Act according to the instructions given by the anesthesiologist during the preoperative examination. Day before the procedure, have a light lunch (soup, cooked meat/fish, vegetables or pasta, rice…). About 2 hours after that start the preparation with MoviPrep – follow the instructions. First ‘dose’, i.e. 1l of the preparation dissolved in water – must be drunk right away. Second ‘dose’ should be taken in the evening (perhaps early in the morning is possible, if you are a ‘morning type’, or the procedure is scheduled after 11am). On the day of surgery, in the morning, approx. 2 hours before the procedure, drink 0,5l of Donat Mg. Simultaneously with preparation, i.e. ingestion of MoviPrep, drink enough fluid due to loss of liquid via defecation; the best is water, tea, mild juice. Come for the procedure on an empty stomach.
Course of the procedure
The intervention is done under general intravenous anesthesia; through minimal incisions near the anus (diameter 2-3mm), so there are no incisions and surgical wounds during the procedure.
Reduction of the very hemorrhoidal nodes is done without damage to surrounding tissue. Branches of lower and lateral hemorrhoidal artery are obliterated (closed using laser beam), while preserving the mucosa and anal sphincter. Likewise, desired tissue reaction to the laser beam develops in 6 weeks after the intervention.
Due to the aforementioned, postoperative course is very easy and relatively comfortable – it flows practically painlessly.
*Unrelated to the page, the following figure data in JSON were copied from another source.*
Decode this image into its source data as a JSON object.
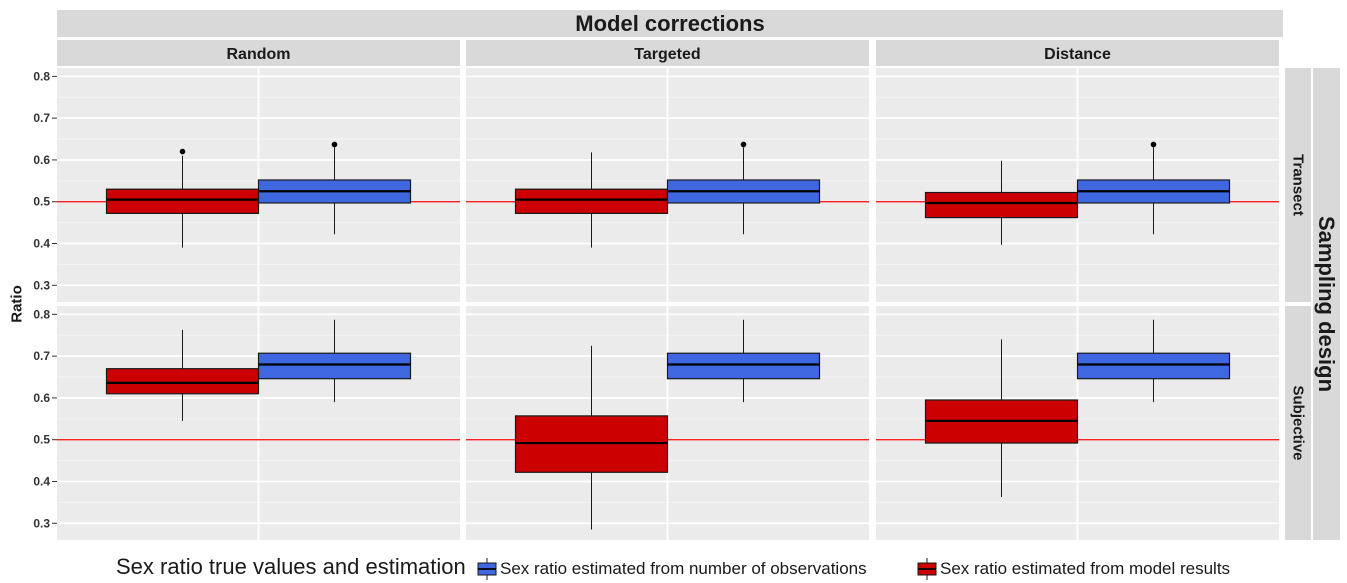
{
  "chart_data": {
    "type": "box",
    "title": "",
    "col_strip_title": "Model corrections",
    "row_strip_title": "Sampling design",
    "ylabel": "Ratio",
    "ylim": [
      0.26,
      0.82
    ],
    "yticks": [
      "0.3",
      "0.4",
      "0.5",
      "0.6",
      "0.7",
      "0.8"
    ],
    "reference_line": 0.5,
    "columns": [
      "Random",
      "Targeted",
      "Distance"
    ],
    "rows": [
      "Transect",
      "Subjective"
    ],
    "legend": {
      "title": "Sex ratio true values and estimation",
      "entries": [
        {
          "key": "obs",
          "label": "Sex ratio estimated from number of observations",
          "color": "#3f67e0"
        },
        {
          "key": "model",
          "label": "Sex ratio estimated from model results",
          "color": "#cc0000"
        }
      ]
    },
    "panels": [
      {
        "row": "Transect",
        "col": "Random",
        "boxes": [
          {
            "series": "model",
            "whisker_low": 0.39,
            "q1": 0.472,
            "median": 0.505,
            "q3": 0.53,
            "whisker_high": 0.61,
            "outliers": [
              0.62
            ]
          },
          {
            "series": "obs",
            "whisker_low": 0.422,
            "q1": 0.497,
            "median": 0.525,
            "q3": 0.552,
            "whisker_high": 0.63,
            "outliers": [
              0.637
            ]
          }
        ]
      },
      {
        "row": "Transect",
        "col": "Targeted",
        "boxes": [
          {
            "series": "model",
            "whisker_low": 0.39,
            "q1": 0.472,
            "median": 0.505,
            "q3": 0.53,
            "whisker_high": 0.618,
            "outliers": []
          },
          {
            "series": "obs",
            "whisker_low": 0.422,
            "q1": 0.497,
            "median": 0.525,
            "q3": 0.552,
            "whisker_high": 0.63,
            "outliers": [
              0.637
            ]
          }
        ]
      },
      {
        "row": "Transect",
        "col": "Distance",
        "boxes": [
          {
            "series": "model",
            "whisker_low": 0.397,
            "q1": 0.462,
            "median": 0.497,
            "q3": 0.522,
            "whisker_high": 0.598,
            "outliers": []
          },
          {
            "series": "obs",
            "whisker_low": 0.422,
            "q1": 0.497,
            "median": 0.525,
            "q3": 0.552,
            "whisker_high": 0.63,
            "outliers": [
              0.637
            ]
          }
        ]
      },
      {
        "row": "Subjective",
        "col": "Random",
        "boxes": [
          {
            "series": "model",
            "whisker_low": 0.545,
            "q1": 0.61,
            "median": 0.636,
            "q3": 0.67,
            "whisker_high": 0.763,
            "outliers": []
          },
          {
            "series": "obs",
            "whisker_low": 0.59,
            "q1": 0.646,
            "median": 0.68,
            "q3": 0.707,
            "whisker_high": 0.787,
            "outliers": []
          }
        ]
      },
      {
        "row": "Subjective",
        "col": "Targeted",
        "boxes": [
          {
            "series": "model",
            "whisker_low": 0.285,
            "q1": 0.422,
            "median": 0.492,
            "q3": 0.557,
            "whisker_high": 0.725,
            "outliers": []
          },
          {
            "series": "obs",
            "whisker_low": 0.59,
            "q1": 0.646,
            "median": 0.68,
            "q3": 0.707,
            "whisker_high": 0.787,
            "outliers": []
          }
        ]
      },
      {
        "row": "Subjective",
        "col": "Distance",
        "boxes": [
          {
            "series": "model",
            "whisker_low": 0.363,
            "q1": 0.492,
            "median": 0.545,
            "q3": 0.595,
            "whisker_high": 0.74,
            "outliers": []
          },
          {
            "series": "obs",
            "whisker_low": 0.59,
            "q1": 0.646,
            "median": 0.68,
            "q3": 0.707,
            "whisker_high": 0.787,
            "outliers": []
          }
        ]
      }
    ]
  }
}
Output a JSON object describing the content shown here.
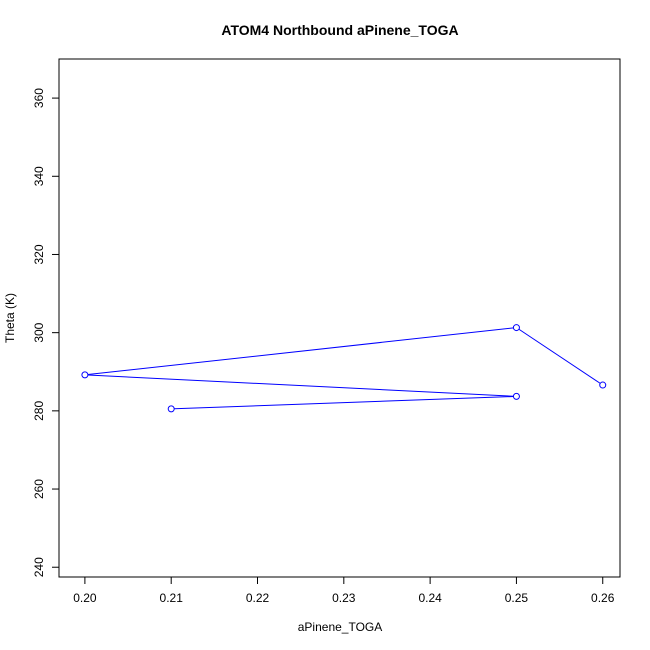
{
  "chart_data": {
    "type": "line",
    "title": "ATOM4 Northbound aPinene_TOGA",
    "xlabel": "aPinene_TOGA",
    "ylabel": "Theta (K)",
    "xlim": [
      0.197,
      0.262
    ],
    "ylim": [
      237.5,
      370.0
    ],
    "xticks": [
      "0.20",
      "0.21",
      "0.22",
      "0.23",
      "0.24",
      "0.25",
      "0.26"
    ],
    "yticks": [
      "240",
      "260",
      "280",
      "300",
      "320",
      "340",
      "360"
    ],
    "grid": false,
    "series": [
      {
        "color": "#0000ff",
        "marker": "open-circle",
        "x": [
          0.21,
          0.25,
          0.2,
          0.25,
          0.26
        ],
        "y": [
          280.5,
          283.7,
          289.2,
          301.3,
          286.6
        ]
      }
    ]
  }
}
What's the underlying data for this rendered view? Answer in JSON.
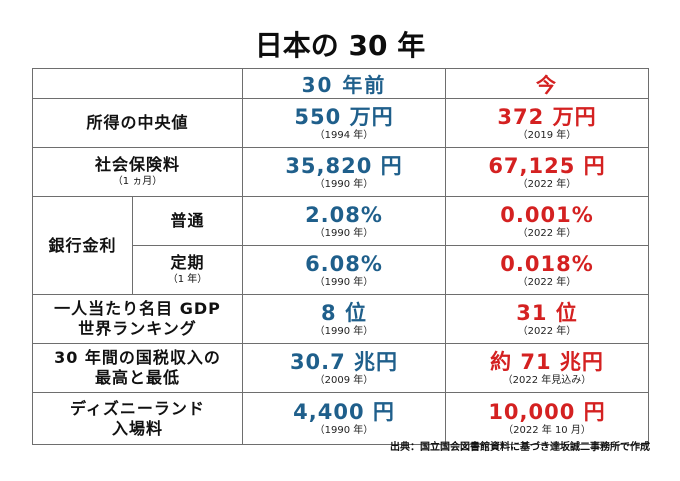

Compared to other surgical procedures, this method is certainly the most popular in patients because of its minimal invasiveness and absence of postoperative pain.
Return to all life and work activities is possible a couple of days after the intervention.
Side effects and complications
As well as with other surgical procedures in this region, bleeding of different volume is possible. But, with correct preparation of the patient and adequately performed technique by an expert surgeon, this complication is negligible.
Possible disadvantage, in today’s situation, the price of this procedure, which is determined by the of one-time use fiber optic thread and set, can be a problem. That is why the application of this method in institutional healthcare is very sporadic.
Package includes: preoperative examination by an anesthesiologist, procedure itself, thromboprophylaxis if necessary, analgesics for 1-2 postoperative days and control examinations during the next 6 months.